Fondé sur les articles 67, 122, 123 et 215 de la Constitution, le projet de loi vise à élargir le champ d’application des infractions liées à la corruption tout en renforçant les mécanismes de prévention, de protection et de répression. Il entend également adapter le droit congolais aux standards internationaux en matière de gouvernance et de transparence.
Parmi les principales innovations figurent l’intégration de la coopération internationale dans les enquêtes et poursuites, ainsi que le recouvrement des avoirs acquis illicitement, considéré comme un levier essentiel pour priver les auteurs d’infractions des bénéfices tirés de leurs actes.
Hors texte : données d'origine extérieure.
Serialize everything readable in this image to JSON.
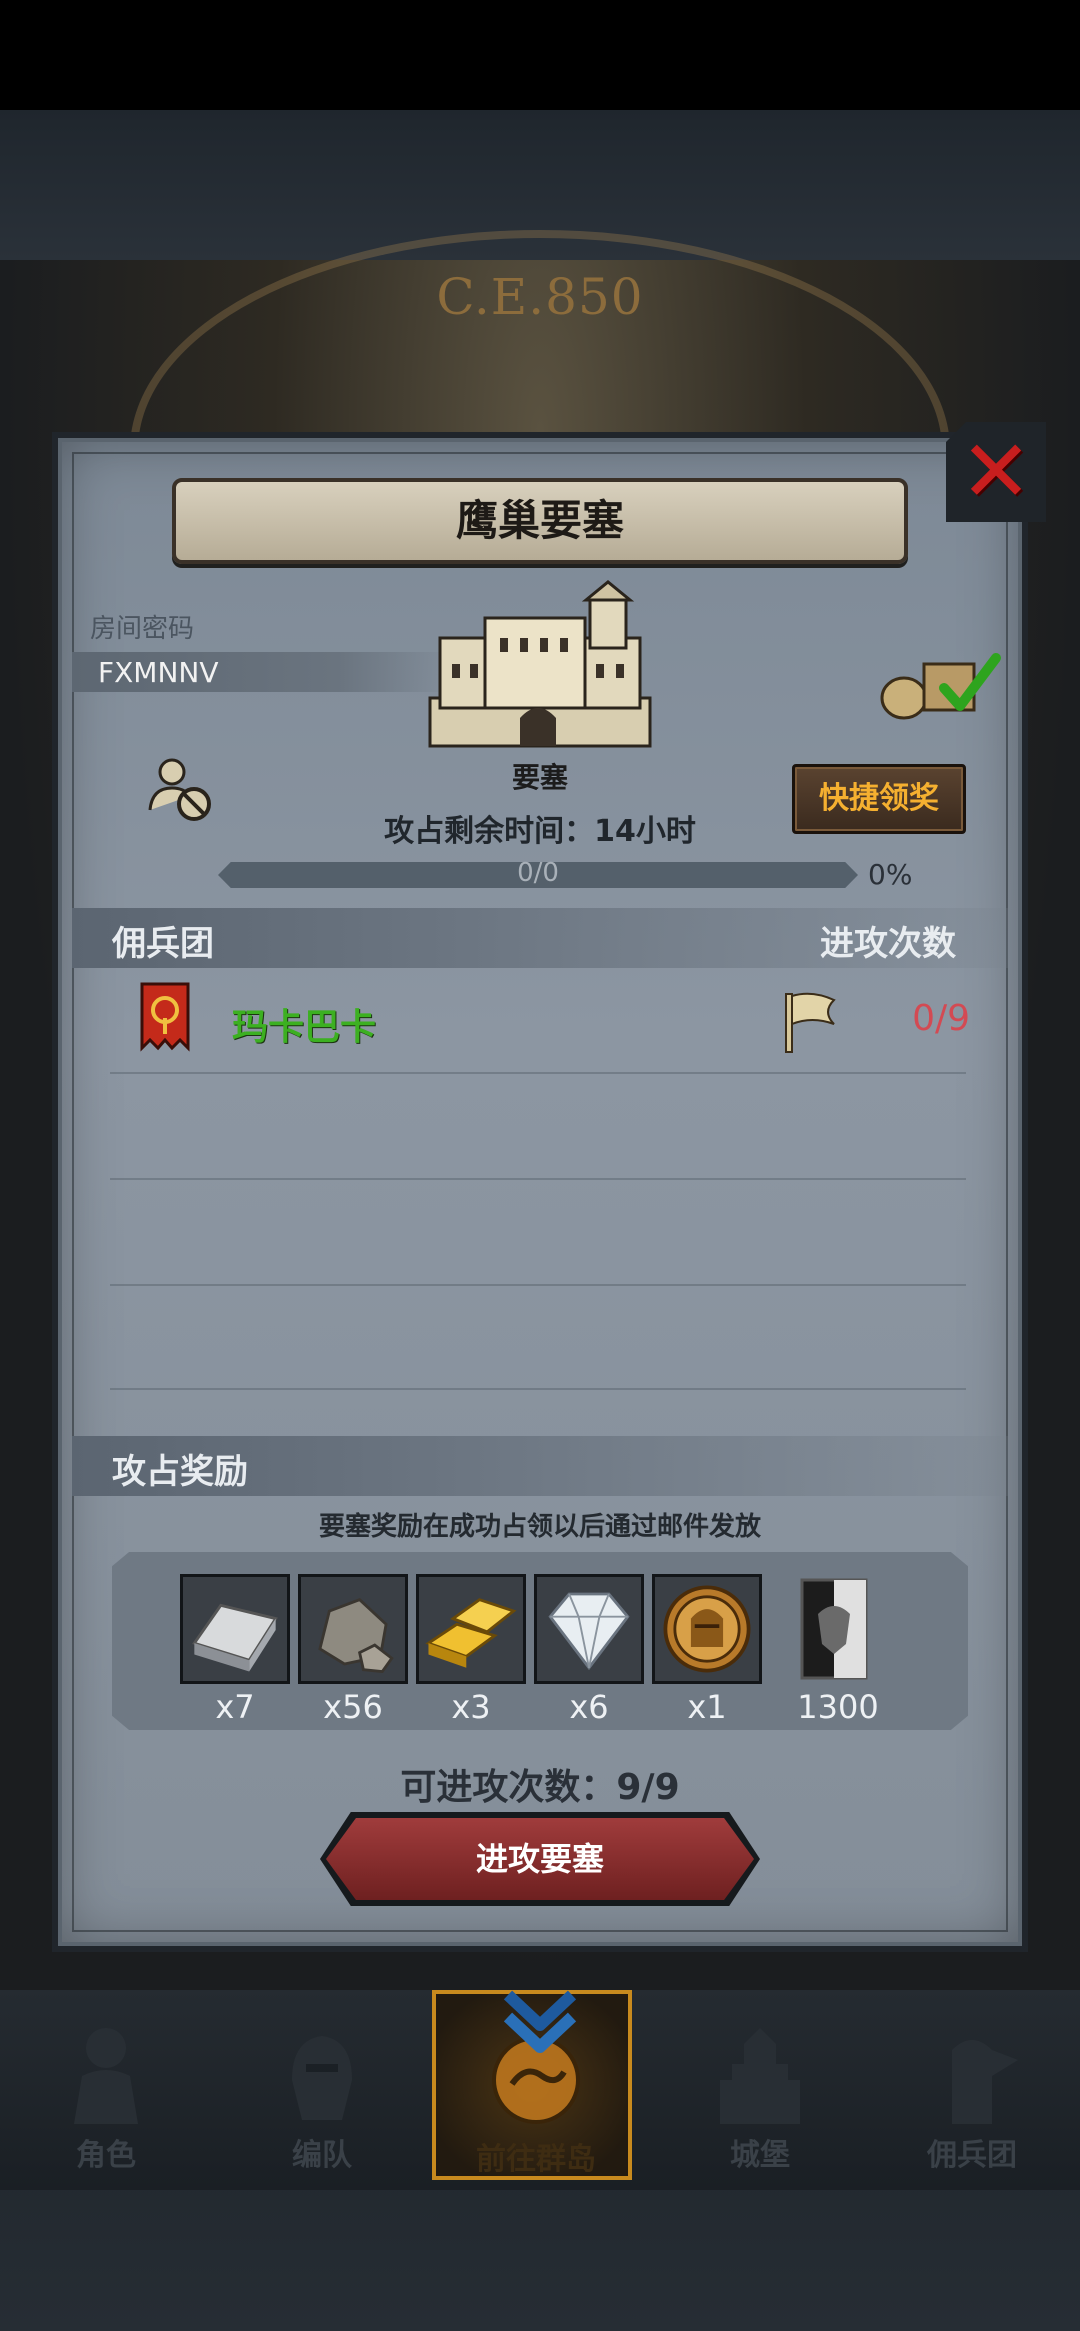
{
  "header": {
    "era": "C.E.850"
  },
  "modal": {
    "title": "鹰巢要塞",
    "room_label": "房间密码",
    "room_code": "FXMNNV",
    "fortress_label": "要塞",
    "quick_claim": "快捷领奖",
    "time_left": "攻占剩余时间：14小时",
    "progress": {
      "text": "0/0",
      "percent": "0%",
      "fraction": 0
    }
  },
  "mercenary": {
    "section_title": "佣兵团",
    "attack_count_header": "进攻次数",
    "rows": [
      {
        "name": "玛卡巴卡",
        "attacks": "0/9"
      }
    ]
  },
  "rewards": {
    "section_title": "攻占奖励",
    "note": "要塞奖励在成功占领以后通过邮件发放",
    "items": [
      {
        "icon": "iron-ingot-icon",
        "qty": "x7"
      },
      {
        "icon": "stone-icon",
        "qty": "x56"
      },
      {
        "icon": "gold-bar-icon",
        "qty": "x3"
      },
      {
        "icon": "diamond-icon",
        "qty": "x6"
      },
      {
        "icon": "knight-medal-icon",
        "qty": "x1"
      },
      {
        "icon": "faction-banner-icon",
        "qty": "1300"
      }
    ]
  },
  "remaining_attacks": "可进攻次数：9/9",
  "attack_button": "进攻要塞",
  "nav": [
    {
      "label": "角色",
      "icon": "character-icon"
    },
    {
      "label": "编队",
      "icon": "formation-icon"
    },
    {
      "label": "前往群岛",
      "icon": "islands-icon",
      "active": true
    },
    {
      "label": "城堡",
      "icon": "castle-icon"
    },
    {
      "label": "佣兵团",
      "icon": "mercenary-icon"
    }
  ],
  "colors": {
    "accent": "#c88a1e",
    "guild_name": "#3cb021",
    "attack_count": "#d34a53",
    "close": "#c81e1e"
  }
}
Le texte prévoit également des obligations nouvelles pour les entreprises privées, qui devront mettre en place des dispositifs internes de prévention de la corruption et bannir les pratiques comptables dissimulant des opérations frauduleuses.
Une réponse à un défi majeur de gouvernance
La corruption demeure l’un des principaux obstacles au développement de la RDC. Depuis plusieurs décennies, elle affecte la gestion des finances publiques, décourage les investissements, fragilise les institutions et alimente la méfiance des citoyens envers l’État. Malgré l’existence de plusieurs organes de contrôle et d’institutions spécialisées, les résultats obtenus restent souvent limités en raison des insuffisances du cadre juridique, de la faiblesse des poursuites ou encore de l’impunité.
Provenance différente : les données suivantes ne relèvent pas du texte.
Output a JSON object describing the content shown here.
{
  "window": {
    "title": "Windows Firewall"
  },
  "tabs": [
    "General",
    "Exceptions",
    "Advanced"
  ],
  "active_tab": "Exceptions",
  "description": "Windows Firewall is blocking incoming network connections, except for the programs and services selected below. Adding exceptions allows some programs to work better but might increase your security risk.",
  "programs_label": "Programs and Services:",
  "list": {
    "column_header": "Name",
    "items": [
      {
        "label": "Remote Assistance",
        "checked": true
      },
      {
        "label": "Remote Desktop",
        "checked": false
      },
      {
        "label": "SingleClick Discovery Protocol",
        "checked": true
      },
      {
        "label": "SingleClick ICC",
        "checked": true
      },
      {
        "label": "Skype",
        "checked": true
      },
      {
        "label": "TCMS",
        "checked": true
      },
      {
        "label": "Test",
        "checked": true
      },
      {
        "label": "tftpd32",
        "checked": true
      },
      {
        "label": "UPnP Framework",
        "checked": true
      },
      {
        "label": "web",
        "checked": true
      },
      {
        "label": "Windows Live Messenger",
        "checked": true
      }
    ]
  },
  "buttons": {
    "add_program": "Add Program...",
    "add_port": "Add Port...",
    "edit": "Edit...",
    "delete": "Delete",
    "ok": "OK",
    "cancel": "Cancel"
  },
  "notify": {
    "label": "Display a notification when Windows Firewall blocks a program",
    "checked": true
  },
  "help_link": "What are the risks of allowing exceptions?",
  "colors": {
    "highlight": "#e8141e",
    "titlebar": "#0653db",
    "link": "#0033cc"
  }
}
À travers ce projet de loi, le gouvernement cherche à renforcer le caractère dissuasif des sanctions et à responsabiliser davantage aussi bien les agents publics que les acteurs économiques privés. L’introduction de mécanismes de conformité (« compliance ») dans les entreprises constitue une évolution notable, inspirée des meilleures pratiques internationales.
Toutefois, l’efficacité de cette réforme dépendra moins de la sévérité des dispositions légales que de leur application effective. Les observateurs estiment que la réussite de cette nouvelle législation passera par l’indépendance de la justice, le renforcement des institutions de contrôle, la protection des lanceurs d’alerte et une volonté politique constante de poursuivre les auteurs de corruption, quel que soit leur rang.
L’adoption de ce projet de loi marque une nouvelle étape dans la volonté affichée des autorités congolaises de renforcer la gouvernance publique et de combattre la corruption. Après son adoption par le Conseil des ministres, le texte devra être examiné par le Parlement. Son application effective constituera le véritable test de la détermination des pouvoirs publics à instaurer une culture de transparence, de responsabilité et de redevabilité en République démocratique du Congo.